A hallmark of acute hepatic injury is the recruitment of neutrophils, monocytes and lymphocytes, including natural killer (NK) or T cells, towards areas of inflammation. The recruitment of leukocytes from their reservoirs bone marrow or spleen into the liver is directed by chemokines such as CCL2 (for monocytes) and CCL5 (for lymphocytes). We herein elucidated the impact of chemokine receptor inhibition by the dual CCR2 and CCR5 inhibitor cenicriviroc (CVC) on the composition of myeloid and lymphoid immune cell populations in acute liver injury. CVC treatment effectively inhibited the migration of bone marrow monocytes and splenic lymphocytes (NK, CD4 T-cells) towards CCL2 or CCL5 in vitro. When liver injury was induced by an intraperitoneal injection of carbon tetrachloride (CCl4) in mice, followed by repetitive oral application of CVC, flow cytometric and unbiased t-SNE analysis of intrahepatic leukocytes demonstrated that dual CCR2/CCR5 inhibition in vivo significantly decreased numbers of monocyte derived macrophages in acutely injured livers. CVC also reduced numbers of Kupffer cells (KC) or monocyte derived macrophages with a KC-like phenotype, respectively, after injury. In contrast to the inhibitory effects in vitro, CVC had no impact on the composition of hepatic lymphoid cell populations in vivo. Effective inhibition of monocyte recruitment was associated with reduced inflammatory macrophage markers and moderately ameliorated hepatic necroses at 36h after CCl4. In conclusion, dual CCR2/CCR5 inhibition primarily translates into reduced monocyte recruitment in acute liver injury in vivo, suggesting that this strategy will be effective in reducing inflammatory macrophages in conditions of liver disease.

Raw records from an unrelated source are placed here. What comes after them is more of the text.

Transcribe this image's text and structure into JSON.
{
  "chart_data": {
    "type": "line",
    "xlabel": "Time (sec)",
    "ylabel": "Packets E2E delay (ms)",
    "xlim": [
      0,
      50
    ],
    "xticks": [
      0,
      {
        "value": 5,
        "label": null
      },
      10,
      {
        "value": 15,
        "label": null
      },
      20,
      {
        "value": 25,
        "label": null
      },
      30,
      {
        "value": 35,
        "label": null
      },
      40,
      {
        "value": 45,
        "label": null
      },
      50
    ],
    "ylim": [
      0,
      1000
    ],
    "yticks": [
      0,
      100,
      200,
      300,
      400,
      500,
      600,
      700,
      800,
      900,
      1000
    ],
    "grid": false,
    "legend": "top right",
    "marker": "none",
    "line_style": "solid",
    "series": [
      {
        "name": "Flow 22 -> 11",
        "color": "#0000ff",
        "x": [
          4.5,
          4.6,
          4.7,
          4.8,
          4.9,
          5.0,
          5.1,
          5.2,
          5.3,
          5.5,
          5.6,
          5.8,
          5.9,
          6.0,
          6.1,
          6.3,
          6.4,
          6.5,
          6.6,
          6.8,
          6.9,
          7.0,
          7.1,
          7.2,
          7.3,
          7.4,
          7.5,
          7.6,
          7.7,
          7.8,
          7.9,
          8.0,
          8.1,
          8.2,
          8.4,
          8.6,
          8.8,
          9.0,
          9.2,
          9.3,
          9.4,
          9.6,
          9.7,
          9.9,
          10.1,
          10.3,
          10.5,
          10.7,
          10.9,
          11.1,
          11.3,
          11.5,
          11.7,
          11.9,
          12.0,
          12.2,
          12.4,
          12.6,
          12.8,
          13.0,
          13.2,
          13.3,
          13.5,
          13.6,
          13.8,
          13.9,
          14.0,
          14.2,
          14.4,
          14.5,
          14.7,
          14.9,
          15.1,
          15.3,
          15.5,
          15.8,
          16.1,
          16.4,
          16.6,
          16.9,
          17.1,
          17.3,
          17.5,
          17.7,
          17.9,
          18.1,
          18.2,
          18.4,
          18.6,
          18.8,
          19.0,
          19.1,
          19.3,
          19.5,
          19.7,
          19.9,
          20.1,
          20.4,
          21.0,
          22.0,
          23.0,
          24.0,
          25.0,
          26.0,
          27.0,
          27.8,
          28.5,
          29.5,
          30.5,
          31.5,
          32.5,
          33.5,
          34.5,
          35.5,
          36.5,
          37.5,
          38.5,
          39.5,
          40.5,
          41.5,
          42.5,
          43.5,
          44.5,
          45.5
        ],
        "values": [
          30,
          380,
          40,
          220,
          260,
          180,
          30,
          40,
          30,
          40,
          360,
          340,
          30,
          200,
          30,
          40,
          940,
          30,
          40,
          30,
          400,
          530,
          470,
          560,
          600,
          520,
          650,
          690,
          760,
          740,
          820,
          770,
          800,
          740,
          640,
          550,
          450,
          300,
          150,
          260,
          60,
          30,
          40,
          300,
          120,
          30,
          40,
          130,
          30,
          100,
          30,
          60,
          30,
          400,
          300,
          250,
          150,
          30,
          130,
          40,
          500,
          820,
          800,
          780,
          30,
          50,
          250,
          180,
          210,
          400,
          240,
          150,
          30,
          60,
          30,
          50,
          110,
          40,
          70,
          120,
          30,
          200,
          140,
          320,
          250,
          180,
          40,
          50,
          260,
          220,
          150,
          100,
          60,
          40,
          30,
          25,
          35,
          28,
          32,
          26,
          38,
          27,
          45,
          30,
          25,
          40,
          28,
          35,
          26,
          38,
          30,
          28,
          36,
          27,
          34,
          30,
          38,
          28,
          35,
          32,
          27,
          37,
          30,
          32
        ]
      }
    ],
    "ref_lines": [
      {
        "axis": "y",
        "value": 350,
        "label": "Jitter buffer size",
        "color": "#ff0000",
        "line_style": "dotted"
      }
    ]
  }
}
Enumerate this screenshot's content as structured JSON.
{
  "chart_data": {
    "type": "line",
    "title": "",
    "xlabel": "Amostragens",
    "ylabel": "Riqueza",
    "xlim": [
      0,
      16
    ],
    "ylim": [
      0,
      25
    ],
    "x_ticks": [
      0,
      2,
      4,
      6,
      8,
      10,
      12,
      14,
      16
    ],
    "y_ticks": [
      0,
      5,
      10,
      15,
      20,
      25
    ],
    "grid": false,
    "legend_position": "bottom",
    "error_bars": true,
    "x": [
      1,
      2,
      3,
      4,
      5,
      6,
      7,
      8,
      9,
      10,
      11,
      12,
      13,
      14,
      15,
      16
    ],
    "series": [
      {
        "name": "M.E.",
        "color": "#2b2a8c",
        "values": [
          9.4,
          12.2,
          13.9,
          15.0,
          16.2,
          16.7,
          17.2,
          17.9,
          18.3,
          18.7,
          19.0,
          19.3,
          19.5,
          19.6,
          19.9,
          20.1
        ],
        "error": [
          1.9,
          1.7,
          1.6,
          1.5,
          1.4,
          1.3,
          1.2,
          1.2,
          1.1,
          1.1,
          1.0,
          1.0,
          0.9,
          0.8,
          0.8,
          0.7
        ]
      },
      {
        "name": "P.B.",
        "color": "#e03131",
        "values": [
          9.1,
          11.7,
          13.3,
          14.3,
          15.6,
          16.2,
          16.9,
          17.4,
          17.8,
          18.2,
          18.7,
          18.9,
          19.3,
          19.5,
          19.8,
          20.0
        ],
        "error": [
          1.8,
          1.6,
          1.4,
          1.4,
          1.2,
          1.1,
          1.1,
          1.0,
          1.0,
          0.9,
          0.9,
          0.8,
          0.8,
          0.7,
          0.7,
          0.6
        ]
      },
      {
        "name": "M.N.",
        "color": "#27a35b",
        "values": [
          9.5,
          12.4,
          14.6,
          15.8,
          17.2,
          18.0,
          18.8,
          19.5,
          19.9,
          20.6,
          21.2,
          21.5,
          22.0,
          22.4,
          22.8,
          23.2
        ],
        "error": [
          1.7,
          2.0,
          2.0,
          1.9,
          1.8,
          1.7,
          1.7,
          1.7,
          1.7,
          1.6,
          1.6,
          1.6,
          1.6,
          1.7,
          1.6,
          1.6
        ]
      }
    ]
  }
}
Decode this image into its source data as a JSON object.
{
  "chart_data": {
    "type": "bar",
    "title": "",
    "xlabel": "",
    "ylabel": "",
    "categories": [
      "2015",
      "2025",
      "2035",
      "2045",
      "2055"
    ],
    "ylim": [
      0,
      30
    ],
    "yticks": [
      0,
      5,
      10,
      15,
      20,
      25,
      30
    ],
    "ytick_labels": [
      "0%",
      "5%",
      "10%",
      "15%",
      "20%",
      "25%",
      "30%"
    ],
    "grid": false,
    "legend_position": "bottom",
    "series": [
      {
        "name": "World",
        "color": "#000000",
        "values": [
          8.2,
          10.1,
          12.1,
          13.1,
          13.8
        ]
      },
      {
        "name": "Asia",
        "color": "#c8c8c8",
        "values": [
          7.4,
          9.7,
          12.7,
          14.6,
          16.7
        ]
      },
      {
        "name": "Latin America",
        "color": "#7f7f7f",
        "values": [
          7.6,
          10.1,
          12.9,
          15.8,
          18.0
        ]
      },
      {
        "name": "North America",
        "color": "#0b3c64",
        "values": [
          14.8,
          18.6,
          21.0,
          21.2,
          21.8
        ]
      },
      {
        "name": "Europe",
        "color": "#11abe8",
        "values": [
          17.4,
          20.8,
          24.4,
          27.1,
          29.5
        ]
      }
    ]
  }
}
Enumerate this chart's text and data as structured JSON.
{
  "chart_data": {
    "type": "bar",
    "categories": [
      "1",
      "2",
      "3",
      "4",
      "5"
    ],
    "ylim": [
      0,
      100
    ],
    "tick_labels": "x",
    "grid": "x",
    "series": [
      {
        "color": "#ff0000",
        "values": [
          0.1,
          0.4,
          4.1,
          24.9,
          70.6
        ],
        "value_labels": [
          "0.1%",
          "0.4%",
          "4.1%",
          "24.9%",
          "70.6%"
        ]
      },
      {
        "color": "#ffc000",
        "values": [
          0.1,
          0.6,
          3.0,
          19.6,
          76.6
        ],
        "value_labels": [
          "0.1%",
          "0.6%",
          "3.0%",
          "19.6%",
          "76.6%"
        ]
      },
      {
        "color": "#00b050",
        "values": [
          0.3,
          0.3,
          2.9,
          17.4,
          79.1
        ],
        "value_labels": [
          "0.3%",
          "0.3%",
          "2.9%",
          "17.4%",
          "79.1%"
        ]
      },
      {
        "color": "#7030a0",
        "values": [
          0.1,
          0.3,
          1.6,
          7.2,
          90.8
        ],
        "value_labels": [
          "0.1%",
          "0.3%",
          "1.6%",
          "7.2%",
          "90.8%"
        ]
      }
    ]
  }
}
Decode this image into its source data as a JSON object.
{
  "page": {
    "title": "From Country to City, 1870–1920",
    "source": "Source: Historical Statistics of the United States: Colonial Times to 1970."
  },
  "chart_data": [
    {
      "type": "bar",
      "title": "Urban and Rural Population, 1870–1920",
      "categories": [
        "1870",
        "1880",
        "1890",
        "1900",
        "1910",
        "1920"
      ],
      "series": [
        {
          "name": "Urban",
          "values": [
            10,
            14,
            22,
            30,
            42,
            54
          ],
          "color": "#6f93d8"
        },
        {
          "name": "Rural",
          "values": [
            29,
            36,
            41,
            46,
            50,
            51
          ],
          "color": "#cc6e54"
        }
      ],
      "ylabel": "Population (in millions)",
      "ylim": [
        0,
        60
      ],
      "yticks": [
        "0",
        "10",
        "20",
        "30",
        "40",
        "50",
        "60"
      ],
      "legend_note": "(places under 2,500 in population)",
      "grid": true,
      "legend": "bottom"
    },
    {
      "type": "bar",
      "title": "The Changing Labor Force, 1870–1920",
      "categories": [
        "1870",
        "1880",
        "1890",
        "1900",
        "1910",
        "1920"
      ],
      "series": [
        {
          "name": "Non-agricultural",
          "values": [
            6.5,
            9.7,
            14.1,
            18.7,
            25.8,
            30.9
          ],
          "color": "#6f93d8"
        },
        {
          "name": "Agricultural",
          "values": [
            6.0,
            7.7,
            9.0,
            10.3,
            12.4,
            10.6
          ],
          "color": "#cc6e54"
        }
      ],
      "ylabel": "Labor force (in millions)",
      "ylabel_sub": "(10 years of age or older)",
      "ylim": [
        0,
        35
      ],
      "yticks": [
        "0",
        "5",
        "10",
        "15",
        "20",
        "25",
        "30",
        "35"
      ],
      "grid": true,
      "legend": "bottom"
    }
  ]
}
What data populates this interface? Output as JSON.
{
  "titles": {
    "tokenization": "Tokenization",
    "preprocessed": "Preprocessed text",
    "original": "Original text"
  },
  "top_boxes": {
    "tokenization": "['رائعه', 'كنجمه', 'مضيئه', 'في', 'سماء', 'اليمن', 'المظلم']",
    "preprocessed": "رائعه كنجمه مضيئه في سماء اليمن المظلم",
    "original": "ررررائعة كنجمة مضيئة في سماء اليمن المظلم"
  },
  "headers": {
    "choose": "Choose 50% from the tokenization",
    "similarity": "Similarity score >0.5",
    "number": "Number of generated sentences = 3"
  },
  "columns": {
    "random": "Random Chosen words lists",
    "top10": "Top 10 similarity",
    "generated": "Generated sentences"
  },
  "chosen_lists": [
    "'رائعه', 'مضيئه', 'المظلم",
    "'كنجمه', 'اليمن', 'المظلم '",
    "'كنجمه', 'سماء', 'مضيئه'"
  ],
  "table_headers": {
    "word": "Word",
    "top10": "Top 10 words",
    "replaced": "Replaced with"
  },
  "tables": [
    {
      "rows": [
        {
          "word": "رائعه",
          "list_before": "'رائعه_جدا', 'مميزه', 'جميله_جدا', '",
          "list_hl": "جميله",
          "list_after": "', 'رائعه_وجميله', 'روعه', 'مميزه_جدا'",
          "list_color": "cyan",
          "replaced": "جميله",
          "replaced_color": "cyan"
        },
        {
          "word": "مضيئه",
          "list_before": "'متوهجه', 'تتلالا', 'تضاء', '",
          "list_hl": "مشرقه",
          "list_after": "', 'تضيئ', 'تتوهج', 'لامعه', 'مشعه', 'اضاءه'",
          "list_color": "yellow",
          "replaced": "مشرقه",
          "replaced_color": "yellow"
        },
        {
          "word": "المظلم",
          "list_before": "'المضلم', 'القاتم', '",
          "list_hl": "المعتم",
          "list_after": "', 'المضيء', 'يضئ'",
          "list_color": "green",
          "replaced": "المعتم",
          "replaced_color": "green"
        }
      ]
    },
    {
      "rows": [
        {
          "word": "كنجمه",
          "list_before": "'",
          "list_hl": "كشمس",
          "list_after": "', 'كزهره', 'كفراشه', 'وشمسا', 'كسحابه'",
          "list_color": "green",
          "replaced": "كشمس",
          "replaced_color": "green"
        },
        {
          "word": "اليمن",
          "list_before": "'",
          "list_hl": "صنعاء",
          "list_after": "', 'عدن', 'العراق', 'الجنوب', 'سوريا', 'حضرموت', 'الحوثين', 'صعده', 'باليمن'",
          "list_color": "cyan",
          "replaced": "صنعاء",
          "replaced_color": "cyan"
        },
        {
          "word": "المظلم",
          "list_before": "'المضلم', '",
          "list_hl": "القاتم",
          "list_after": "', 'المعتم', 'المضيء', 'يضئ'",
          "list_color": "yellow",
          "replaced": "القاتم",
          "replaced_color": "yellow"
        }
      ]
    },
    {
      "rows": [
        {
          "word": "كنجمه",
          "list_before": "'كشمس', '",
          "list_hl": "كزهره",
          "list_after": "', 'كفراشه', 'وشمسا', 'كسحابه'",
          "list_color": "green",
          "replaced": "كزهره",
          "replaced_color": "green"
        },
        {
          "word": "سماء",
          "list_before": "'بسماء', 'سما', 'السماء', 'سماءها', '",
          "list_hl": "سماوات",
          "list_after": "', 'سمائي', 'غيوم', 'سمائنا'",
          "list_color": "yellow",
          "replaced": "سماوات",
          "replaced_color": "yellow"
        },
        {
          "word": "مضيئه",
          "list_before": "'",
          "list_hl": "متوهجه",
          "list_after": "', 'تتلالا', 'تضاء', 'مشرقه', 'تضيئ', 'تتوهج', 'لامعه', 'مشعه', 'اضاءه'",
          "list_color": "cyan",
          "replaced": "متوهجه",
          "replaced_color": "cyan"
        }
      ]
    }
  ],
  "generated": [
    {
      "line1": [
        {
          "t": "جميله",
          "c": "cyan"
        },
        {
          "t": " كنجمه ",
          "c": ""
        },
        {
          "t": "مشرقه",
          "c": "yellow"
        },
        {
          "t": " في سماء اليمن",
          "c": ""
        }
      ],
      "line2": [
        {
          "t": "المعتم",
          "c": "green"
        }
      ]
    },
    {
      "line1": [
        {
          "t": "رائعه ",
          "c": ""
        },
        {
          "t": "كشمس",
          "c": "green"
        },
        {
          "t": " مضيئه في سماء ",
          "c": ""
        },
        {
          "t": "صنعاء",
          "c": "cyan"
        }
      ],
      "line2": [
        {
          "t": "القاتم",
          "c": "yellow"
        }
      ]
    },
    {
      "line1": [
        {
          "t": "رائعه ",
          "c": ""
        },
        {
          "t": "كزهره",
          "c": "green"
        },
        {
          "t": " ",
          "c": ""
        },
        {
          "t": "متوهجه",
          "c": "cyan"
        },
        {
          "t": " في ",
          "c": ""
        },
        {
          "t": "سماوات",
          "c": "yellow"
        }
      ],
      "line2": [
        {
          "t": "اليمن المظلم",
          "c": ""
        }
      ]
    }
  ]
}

急性肝损伤的标志性特征之一，是中性粒细胞、单核细胞及淋巴细胞（包括自然杀伤（NK）细胞或T细胞）向炎症区域募集。白细胞从其储存库骨髓或脾脏向肝脏的募集，由CCL2（靶向单核细胞）、CCL5（靶向淋巴细胞）等趋化因子所介导。本研究阐明了CCR2与CCR5双重抑制剂西尼罗利（cenicriviroc, CVC）对急性肝损伤时髓系与淋巴系免疫细胞群组成的影响。体外实验中，CVC处理可有效抑制骨髓单核细胞及脾脏淋巴细胞（NK细胞、CD4阳性T细胞）向CCL2或CCL5的迁移。在小鼠经腹腔注射四氯化碳（carbon tetrachloride, CCl4）诱导肝损伤后，予其反复口服CVC，对肝内白细胞的流式细胞术及无偏t分布邻域嵌入（t-SNE）分析结果显示，体内双重抑制CCR2/CCR5可显著降低急性损伤肝脏内单核细胞源性巨噬细胞的数量。损伤后，CVC还可分别减少库普弗细胞（KC）或具有库普弗细胞样表型的单核细胞源性巨噬细胞的数量。与体外的抑制效果不同，CVC对体内肝脏淋巴系细胞群的组成无显著影响。有效抑制单核细胞募集，可使CCl4给药36小时后炎症性巨噬细胞标志物水平降低，并中度改善肝脏坏死情况。综上，体内急性肝损伤时，CCR2/CCR5双重抑制主要可减少单核细胞募集，提示该策略可有效降低肝脏疾病状态下的炎症性巨噬细胞数量。